At every service we ask for “an angel of peace, a faithful guide, a guardian of our souls and bodies.” And in the Orthodox prayer books, there are prayers to the guardian angel, where we ask for his intercessions and ask forgiveness before him for our sins, sins that humiliate not only us, but him also.
In the Book of Isaiah, the prophet Isaiah says that he had a vision of the Lord (Isaiah 6), where he saw the divine council. He saw God sitting on the throne, and God was surrounded by the Seraphim, whose sole focus was on the constant giving glory, honor, and worship to the One sitting on the throne. This throne, however, is not like any other throne we may know. It is not fixed to one geographical location. Wherever the Lord is, there is His throne and the angelic hosts surrounding it, serving Him.
The angelic beings actively participate in our life, but we also get a chance to participate in the eternal worship enacted by the divine council.
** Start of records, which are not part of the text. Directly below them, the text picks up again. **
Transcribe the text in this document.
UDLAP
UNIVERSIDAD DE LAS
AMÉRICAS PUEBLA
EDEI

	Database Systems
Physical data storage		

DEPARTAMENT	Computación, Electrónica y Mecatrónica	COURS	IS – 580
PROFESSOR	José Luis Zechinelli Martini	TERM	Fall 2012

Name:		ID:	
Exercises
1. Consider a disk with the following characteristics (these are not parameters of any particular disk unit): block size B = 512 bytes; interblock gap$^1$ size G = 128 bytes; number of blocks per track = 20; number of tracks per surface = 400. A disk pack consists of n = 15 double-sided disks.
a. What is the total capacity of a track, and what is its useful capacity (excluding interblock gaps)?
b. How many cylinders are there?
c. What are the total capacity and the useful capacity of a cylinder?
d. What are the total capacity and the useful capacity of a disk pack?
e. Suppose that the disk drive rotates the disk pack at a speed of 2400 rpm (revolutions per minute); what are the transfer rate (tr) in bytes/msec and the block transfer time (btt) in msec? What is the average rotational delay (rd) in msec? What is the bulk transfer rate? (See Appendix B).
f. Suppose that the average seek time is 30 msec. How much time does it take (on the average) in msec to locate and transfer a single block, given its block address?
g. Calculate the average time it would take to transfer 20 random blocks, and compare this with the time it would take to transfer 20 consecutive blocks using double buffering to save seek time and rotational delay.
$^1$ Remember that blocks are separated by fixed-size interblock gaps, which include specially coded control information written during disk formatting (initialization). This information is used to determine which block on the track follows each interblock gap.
At the divine services, more specifically at the Liturgy, God is fully present, and where God is there are the angels serving Him. And at the Liturgy, we serve with them. The primary place where the heavenly realm intersects with the earthly realm is in the worship.
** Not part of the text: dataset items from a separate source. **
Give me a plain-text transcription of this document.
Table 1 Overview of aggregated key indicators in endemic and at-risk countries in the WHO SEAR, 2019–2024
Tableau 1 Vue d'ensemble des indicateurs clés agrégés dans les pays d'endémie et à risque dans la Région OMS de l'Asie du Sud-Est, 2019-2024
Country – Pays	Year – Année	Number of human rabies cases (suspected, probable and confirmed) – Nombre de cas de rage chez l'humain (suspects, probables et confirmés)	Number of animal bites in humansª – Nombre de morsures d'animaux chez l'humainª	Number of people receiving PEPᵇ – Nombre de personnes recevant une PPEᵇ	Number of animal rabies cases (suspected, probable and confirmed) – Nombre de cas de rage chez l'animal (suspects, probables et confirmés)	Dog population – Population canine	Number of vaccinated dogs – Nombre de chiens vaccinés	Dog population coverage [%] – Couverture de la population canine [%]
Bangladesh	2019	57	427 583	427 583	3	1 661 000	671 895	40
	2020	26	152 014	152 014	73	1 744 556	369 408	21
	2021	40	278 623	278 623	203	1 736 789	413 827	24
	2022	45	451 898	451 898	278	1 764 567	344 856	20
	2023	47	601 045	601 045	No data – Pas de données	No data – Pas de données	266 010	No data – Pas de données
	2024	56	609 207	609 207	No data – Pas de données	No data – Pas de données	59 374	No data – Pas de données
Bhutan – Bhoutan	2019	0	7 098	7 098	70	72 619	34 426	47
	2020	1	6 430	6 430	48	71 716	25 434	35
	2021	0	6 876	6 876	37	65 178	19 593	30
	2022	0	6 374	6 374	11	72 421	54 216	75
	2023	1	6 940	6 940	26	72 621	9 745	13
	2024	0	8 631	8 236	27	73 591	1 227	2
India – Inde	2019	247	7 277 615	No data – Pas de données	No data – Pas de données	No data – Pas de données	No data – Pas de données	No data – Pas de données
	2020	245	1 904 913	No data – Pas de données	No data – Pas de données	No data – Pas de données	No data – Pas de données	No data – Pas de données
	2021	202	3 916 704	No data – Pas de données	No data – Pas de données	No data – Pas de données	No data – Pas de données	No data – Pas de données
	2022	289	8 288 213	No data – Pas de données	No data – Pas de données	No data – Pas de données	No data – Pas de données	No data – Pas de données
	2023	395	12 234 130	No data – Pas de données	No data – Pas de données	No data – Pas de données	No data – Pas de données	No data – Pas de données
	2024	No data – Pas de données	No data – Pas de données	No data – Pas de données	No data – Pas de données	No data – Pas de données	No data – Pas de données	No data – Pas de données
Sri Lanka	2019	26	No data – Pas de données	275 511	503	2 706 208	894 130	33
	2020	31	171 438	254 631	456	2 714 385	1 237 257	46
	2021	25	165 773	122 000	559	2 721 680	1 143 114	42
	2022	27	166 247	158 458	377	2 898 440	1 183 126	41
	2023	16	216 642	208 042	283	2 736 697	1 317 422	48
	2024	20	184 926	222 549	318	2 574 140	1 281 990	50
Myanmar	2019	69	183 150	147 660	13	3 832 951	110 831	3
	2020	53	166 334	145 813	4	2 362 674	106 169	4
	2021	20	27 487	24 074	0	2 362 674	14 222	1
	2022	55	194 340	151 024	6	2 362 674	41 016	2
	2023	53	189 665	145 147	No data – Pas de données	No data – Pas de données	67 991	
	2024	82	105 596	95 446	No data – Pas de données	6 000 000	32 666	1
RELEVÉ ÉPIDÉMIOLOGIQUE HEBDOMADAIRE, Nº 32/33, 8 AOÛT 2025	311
Let’s look at some of the iconography that adorns our church and see how it is the reflection of the divine council and how we fit into it.
In Isaiah’s vision, the Lord is “sitting on the throne, high and lifted up” (Isaiah 6:1). Look above the altar, what do we see? We see the Mother of God holding the infant Jesus. One of the symbols that we use in the Church for the Theotokos is the throne of God.
God not only chose to dwell in her womb and be born from her, but when she holds Him on her lap, she becomes the throne of God. She is the one who holds God. And who surrounds them? The angels. Some of them are actually depicted with six wings (even though it looks like the iconographers were not brave enough to depict the many-eyed Cherubim).
And then a little bit lower on the walls in the altar, we have Jesus holding the Cup and the Bread; and He is flanked by two angels. Recall the hymn we sing right before the Great Entrance, when the Holy Gifts are placed on the altar table – “Let us, who mystically represent the Cherubim…” – participating in the Divine Liturgy makes us similar to the Cherubim, one of the closest ranks of angels to the throne of God.
And how does this hymn end? “…That we may receive the King of all, Who comes invisibly upborne (escorted, accompanied) by the angelic hosts.” The King of all enters in order for us to receive Him, by partaking of His Body and Blood, becoming part of Him and Him becoming part of us.
In all of this, the angels in the spiritual realm and we in the earthly one participate together. That’s why we have the apostles on either side of Christ, Who is holding the Cup and the Bread. The apostles don’t just wait to receive Communion, they (and we) participate in the divine worship with the angels, giving glory and honor to the One sitting on the throne. Worship is an unending part of the divine council, and we enter into it every time we celebrate the divine services.
While God reigns from His throne and shows mercy and kindness, He involves the angelic beings in His governance of His creation. So, angels are not just some cute little things with wings, part of the decoration of postcards or churches. They are present before God, they are His messengers and participants in the life of the Church. And they are always present where God is present. And that means, first and foremost, in the divine worship with us. Or rather, we get a chance to join them in glorifying the Lord.
Therefore, to God, Who is enthroned high and lifted up, we give all glory, honor, and worship, always, now and ever and unto ages of ages.